The sounds of her heels echo in my skull. I watch her vanish past the doors to the ballroom, then I whirl on my father. “What did you say?” I grit between my teeth. My hands shake, and if I’m not careful, I’m going to snap the thin stems on these glasses. I don’t know if I’d care.

“I hadn’t realized I was providing any new information.”

My heart stops. The transfer.

I swear, marching out. I leave the glasses on the floor by the door, and I don’t care what happens to them as I look down the hall, searching for a splash of blue silk. I can’t find it. She’s gone. But where would she go when I’m her way home and just getting to the gate of this property is a hike?

I take to the stairs, marching toward my room. In my house only there or the kitchen is safe, and the kitchen is too occupied right now to maintain being a safe space.

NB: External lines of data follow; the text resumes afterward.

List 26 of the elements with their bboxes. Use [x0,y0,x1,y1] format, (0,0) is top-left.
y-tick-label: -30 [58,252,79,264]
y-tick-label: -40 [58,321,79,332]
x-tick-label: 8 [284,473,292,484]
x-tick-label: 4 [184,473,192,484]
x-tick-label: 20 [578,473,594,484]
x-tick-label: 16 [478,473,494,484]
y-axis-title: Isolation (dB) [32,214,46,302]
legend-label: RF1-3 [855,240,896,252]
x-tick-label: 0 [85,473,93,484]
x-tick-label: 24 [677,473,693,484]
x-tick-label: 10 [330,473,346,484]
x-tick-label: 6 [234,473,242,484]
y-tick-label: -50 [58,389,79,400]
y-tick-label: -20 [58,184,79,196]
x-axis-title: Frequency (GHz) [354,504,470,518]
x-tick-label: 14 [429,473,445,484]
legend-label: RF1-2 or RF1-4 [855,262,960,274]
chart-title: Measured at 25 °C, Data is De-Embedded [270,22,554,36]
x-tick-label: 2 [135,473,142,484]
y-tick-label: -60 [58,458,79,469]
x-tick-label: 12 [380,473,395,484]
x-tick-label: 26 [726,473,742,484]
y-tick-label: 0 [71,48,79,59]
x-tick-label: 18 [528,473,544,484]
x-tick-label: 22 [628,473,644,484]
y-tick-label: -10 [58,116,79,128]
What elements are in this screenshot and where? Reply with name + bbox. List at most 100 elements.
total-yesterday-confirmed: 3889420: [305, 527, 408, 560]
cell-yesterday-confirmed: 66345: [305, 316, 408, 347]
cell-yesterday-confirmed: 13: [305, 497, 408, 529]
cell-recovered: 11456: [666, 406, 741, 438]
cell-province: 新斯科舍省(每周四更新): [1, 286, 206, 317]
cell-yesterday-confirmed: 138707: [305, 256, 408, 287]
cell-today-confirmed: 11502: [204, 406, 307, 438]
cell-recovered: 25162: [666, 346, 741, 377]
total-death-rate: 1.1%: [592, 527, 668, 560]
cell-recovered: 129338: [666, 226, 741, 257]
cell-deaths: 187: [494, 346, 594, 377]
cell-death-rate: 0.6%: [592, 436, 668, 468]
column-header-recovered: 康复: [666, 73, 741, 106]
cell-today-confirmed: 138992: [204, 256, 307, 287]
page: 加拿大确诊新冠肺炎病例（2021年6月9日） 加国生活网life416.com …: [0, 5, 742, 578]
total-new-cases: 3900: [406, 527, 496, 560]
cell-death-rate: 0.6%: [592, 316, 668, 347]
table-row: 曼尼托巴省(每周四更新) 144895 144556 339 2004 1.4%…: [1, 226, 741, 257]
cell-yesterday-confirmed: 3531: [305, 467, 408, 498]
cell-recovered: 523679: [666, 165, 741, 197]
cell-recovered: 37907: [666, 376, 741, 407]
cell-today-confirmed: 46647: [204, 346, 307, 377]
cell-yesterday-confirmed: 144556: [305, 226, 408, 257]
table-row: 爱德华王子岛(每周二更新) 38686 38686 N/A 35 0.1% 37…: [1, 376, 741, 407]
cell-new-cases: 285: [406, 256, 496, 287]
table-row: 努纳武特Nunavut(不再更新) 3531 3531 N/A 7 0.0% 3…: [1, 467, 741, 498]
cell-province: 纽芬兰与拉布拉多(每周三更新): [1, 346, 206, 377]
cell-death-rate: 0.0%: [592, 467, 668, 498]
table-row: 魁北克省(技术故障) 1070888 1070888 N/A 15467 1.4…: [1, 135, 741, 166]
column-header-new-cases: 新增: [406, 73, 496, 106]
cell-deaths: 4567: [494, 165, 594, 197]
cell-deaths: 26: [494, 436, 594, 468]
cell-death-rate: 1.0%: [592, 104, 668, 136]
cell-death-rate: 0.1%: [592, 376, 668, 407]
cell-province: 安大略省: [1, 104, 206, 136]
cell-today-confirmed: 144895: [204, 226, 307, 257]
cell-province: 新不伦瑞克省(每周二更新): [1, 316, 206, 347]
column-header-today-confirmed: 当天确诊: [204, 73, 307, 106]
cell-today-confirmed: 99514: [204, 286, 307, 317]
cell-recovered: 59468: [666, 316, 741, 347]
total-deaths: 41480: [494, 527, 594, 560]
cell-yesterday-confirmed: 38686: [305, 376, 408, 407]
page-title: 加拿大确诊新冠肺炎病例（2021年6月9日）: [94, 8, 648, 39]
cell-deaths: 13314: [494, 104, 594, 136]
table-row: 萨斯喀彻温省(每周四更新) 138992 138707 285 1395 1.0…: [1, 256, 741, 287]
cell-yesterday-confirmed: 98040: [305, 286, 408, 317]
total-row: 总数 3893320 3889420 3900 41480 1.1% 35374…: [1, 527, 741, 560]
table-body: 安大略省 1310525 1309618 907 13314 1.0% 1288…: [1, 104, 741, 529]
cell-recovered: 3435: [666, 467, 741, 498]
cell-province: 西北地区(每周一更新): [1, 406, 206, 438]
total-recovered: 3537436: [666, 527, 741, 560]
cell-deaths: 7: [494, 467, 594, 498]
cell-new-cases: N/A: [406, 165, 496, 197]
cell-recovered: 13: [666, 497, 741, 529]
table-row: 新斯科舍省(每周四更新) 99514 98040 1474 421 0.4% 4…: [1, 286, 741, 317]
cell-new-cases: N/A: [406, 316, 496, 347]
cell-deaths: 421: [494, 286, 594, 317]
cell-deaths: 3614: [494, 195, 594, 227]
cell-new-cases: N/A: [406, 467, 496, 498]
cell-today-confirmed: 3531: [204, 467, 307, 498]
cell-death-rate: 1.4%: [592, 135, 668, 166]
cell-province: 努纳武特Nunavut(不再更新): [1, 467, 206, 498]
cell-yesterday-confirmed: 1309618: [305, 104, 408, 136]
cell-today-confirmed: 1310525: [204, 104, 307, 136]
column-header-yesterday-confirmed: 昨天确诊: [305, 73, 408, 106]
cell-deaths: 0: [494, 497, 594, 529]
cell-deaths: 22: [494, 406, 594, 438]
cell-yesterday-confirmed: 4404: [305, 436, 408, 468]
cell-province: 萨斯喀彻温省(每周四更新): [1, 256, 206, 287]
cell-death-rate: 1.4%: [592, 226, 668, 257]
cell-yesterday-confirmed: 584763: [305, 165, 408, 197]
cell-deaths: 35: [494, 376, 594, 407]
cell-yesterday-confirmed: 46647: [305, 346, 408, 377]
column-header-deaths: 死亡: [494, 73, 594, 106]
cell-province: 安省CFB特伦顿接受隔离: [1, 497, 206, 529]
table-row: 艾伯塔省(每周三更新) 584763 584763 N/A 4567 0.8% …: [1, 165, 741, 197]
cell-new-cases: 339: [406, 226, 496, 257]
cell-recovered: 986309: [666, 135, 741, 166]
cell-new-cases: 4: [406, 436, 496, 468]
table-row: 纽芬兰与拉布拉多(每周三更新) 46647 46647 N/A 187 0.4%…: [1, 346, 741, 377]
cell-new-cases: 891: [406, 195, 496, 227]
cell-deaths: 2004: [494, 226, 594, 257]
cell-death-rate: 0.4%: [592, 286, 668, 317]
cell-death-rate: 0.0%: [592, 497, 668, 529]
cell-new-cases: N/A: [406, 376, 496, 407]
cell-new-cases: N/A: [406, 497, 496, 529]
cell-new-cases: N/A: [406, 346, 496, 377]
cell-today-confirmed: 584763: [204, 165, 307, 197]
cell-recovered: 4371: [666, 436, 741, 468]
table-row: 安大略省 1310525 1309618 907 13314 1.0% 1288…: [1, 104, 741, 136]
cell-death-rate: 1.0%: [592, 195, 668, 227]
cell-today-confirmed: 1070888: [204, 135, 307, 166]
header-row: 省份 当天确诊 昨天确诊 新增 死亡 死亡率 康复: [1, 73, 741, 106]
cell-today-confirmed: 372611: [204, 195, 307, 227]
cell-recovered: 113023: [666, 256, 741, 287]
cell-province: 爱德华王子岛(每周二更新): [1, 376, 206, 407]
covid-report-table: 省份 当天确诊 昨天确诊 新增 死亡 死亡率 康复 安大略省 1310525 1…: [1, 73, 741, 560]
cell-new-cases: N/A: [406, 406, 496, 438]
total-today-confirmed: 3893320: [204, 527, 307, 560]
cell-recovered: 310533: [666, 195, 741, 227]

I enter into silence swiftly broken. The off-key twing of my ukulele has me closing the door behind me and sailing up the steps to my loft. Like a perfectly somber angel, Calypso sits in a pool of her dress, holding the tiny instrument.

“Calypso,” I begin.

A twang cuts me off.

My hands clench. “I didn’t know how to tell you.”

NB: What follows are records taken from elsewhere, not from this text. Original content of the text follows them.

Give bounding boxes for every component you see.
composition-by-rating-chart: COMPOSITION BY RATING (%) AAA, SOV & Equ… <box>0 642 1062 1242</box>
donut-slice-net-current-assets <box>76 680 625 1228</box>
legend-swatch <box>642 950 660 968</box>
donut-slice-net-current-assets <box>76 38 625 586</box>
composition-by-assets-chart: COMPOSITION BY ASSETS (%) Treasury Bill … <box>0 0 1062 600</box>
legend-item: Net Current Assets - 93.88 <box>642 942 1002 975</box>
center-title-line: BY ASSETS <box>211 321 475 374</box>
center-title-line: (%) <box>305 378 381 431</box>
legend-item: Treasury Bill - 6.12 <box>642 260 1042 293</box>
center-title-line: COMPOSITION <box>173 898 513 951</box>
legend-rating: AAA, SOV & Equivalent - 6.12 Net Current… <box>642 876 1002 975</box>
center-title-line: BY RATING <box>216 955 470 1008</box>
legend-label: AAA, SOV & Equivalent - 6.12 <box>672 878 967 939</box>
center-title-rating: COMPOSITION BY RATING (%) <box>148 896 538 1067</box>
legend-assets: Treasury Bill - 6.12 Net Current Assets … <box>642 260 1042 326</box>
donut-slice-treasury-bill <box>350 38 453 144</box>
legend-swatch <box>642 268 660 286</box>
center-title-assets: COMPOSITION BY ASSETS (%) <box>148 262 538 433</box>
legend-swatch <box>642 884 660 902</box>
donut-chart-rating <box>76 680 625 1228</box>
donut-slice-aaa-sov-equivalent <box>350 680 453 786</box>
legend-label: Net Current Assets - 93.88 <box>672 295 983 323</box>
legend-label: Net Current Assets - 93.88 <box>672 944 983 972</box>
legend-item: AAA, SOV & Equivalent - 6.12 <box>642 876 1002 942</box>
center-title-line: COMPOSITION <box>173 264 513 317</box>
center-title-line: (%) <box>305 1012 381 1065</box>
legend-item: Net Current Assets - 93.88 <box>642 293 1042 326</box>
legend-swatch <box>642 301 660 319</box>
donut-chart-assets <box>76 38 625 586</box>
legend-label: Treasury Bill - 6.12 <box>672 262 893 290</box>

Another twing. A twist. A twang.

“I’m sorry.”

“I’m not allowed to cry,” she whispers, her voice holding the sound of all the tears she isn’t shedding. “My makeup will run.”

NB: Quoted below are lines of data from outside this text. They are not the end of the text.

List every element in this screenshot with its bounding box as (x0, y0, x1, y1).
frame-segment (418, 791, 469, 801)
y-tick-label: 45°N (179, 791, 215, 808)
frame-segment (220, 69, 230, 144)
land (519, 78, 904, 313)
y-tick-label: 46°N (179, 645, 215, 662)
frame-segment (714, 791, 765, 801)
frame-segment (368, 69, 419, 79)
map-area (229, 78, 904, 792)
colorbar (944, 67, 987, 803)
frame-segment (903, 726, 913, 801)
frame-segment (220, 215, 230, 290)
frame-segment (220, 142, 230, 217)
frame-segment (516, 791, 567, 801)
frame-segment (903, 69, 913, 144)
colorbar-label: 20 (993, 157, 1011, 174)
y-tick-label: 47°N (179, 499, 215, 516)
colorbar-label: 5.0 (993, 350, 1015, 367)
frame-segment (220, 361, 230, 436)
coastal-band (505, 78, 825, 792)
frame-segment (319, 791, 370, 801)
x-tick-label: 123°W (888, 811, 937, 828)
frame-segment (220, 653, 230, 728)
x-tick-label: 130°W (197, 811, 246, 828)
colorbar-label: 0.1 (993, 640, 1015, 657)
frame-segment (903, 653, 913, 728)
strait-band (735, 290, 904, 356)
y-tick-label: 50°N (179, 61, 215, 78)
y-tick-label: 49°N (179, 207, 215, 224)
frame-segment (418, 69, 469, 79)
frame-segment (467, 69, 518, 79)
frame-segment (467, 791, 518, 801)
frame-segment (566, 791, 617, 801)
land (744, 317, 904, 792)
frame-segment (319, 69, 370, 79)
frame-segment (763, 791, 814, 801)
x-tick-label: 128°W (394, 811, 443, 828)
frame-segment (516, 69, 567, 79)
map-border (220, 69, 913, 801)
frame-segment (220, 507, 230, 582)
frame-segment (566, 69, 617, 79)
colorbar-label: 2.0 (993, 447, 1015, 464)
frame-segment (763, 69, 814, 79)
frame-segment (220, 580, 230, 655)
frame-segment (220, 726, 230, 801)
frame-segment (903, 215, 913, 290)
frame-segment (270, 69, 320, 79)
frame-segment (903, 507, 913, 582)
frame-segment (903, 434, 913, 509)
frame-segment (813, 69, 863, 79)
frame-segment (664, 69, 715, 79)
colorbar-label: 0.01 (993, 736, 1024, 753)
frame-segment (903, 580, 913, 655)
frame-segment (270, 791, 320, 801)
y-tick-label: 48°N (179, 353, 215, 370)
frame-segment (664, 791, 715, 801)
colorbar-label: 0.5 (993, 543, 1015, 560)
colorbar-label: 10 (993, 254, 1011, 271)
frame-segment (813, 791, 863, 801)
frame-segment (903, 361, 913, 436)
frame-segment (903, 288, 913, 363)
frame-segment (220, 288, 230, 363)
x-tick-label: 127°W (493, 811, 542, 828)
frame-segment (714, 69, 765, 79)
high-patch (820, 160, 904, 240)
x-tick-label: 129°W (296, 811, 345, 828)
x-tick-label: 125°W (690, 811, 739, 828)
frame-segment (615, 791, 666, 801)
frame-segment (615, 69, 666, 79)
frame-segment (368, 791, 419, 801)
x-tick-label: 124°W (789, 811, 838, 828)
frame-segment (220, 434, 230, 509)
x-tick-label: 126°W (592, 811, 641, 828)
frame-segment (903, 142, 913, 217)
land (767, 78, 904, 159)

I approach her, like she’s wild and small. Because in my heart, she is. “Who cares?”

“I’ll look like a raccoon.”

I swallow, crouching in front of her. “It would be slightly out of character, seeing as you’re closer to possum.”

Anger snaps through her gaze beside brokenness, and she stares at me. “Two months.Two. When were you going to tell me? As we were saying goodbye? Before the start of next fall?”